With this style, the extra complexity buys you more flexibility. You can define any URL or URL structure of arbitrary hierarchy. Here, your coding efforts are in the controller rather than the view/template — the view just renders the data it is given. One benefit of this is that your template developer doesn’t have to know as much about the data structure, and can work more independently of the coding/data.
Once again, pick the right tool for the job…
I guess EE’s focus on templates speaks to its target audience. It started life as a simple blogging system, and grew/morphed into a more general CMS. So it has a relatively simple data model and controller, and instead makes you spend more time on templates, where the target audience is probably most comfortable. CodeIgniter, Rails, and Django on the other hand are targeted to a more technical audience…people that built web applications by hand but now want tools to make that job easier. So in those frameworks you spend most of your time customizing the data model, and specifying the controller behavior. The templates are relatively dumb in comparison.
Also, I’m guessing EE is or was targeted to single or small teams of developers/designers building a site either for themselves or a client. The result is that there is a lot of interplay between the data and the templates, and teammates have to be in pretty close contact to make sure everything works. Contrast this with Django which grew up in a newspaper environment with lots of contributors. They needed a system where designers, developers, and content writers could work relatively independently in order to meet a short deadline. So I feel like that framework better separates the concerns.
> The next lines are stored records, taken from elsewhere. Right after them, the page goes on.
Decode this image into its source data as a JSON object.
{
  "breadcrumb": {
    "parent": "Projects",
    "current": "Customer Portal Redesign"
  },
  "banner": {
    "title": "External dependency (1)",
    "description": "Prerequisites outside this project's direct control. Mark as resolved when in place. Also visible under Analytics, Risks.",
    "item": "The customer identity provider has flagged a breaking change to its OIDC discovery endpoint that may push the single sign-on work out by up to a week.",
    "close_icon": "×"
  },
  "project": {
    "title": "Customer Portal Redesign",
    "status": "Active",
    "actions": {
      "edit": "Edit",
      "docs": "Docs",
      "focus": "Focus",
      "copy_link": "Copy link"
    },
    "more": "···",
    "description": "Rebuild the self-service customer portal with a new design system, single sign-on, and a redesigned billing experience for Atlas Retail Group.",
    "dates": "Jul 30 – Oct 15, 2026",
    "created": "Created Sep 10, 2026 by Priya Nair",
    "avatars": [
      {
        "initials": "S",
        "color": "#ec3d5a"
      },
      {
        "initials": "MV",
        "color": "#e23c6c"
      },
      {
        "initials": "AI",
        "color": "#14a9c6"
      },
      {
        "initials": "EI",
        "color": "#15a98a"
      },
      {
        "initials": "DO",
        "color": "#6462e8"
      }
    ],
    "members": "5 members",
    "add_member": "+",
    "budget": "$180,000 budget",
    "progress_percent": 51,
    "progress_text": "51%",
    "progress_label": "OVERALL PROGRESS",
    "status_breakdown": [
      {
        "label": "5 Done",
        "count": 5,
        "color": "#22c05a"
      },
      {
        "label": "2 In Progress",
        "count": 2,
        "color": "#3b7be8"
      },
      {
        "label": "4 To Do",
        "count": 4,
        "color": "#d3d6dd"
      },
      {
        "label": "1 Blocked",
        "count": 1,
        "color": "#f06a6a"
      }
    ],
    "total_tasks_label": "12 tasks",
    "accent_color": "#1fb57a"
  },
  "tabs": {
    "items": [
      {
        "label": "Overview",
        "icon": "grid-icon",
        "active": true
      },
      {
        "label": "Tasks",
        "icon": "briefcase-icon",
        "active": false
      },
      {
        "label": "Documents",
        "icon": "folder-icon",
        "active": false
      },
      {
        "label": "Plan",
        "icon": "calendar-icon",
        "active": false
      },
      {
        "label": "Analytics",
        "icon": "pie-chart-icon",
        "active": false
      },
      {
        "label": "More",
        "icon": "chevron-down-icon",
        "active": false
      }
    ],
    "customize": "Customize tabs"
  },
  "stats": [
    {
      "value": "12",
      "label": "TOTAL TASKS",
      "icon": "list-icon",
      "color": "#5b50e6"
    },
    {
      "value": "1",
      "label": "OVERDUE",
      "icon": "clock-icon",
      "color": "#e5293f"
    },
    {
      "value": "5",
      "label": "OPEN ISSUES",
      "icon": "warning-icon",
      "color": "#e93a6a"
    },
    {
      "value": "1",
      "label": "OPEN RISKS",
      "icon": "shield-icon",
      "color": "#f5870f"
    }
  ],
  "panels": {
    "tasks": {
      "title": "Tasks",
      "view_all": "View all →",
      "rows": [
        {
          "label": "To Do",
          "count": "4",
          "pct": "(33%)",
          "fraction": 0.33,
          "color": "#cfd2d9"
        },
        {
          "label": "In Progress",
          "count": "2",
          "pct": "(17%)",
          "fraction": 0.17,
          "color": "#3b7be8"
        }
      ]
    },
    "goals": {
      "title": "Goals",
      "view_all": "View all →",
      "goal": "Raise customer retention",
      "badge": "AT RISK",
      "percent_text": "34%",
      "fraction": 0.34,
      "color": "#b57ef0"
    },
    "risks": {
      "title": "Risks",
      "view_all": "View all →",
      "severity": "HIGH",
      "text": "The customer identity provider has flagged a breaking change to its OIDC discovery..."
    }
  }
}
It would probably be a more fair to compare ExpressionEngine to something like WordPress or MovableType — other blog engines that have blossomed into content management systems. Wordpress even won 2009 Open Source CMS of the year, so that really is something to investigate.
This whole diatribe is predicated on the assumption that the URL structure is important to anyone. Maybe I’m trying to uphold some strange kind of RESTful ideal that isn’t practical. Certainly the client for this project doesn’t care. I only care so far as the framework acknowledges that my information architecture is going to change and grow over time — categories will come and go, new subsections will be added. I see the RESTful pattern as a way to organize the information structure in a scalable way. Frameworks that facilitate the RESTful style, and follow a more traditional MVC build approach, more cleanly separate the various parts of the system, and make it easier to change and grow the IA over time.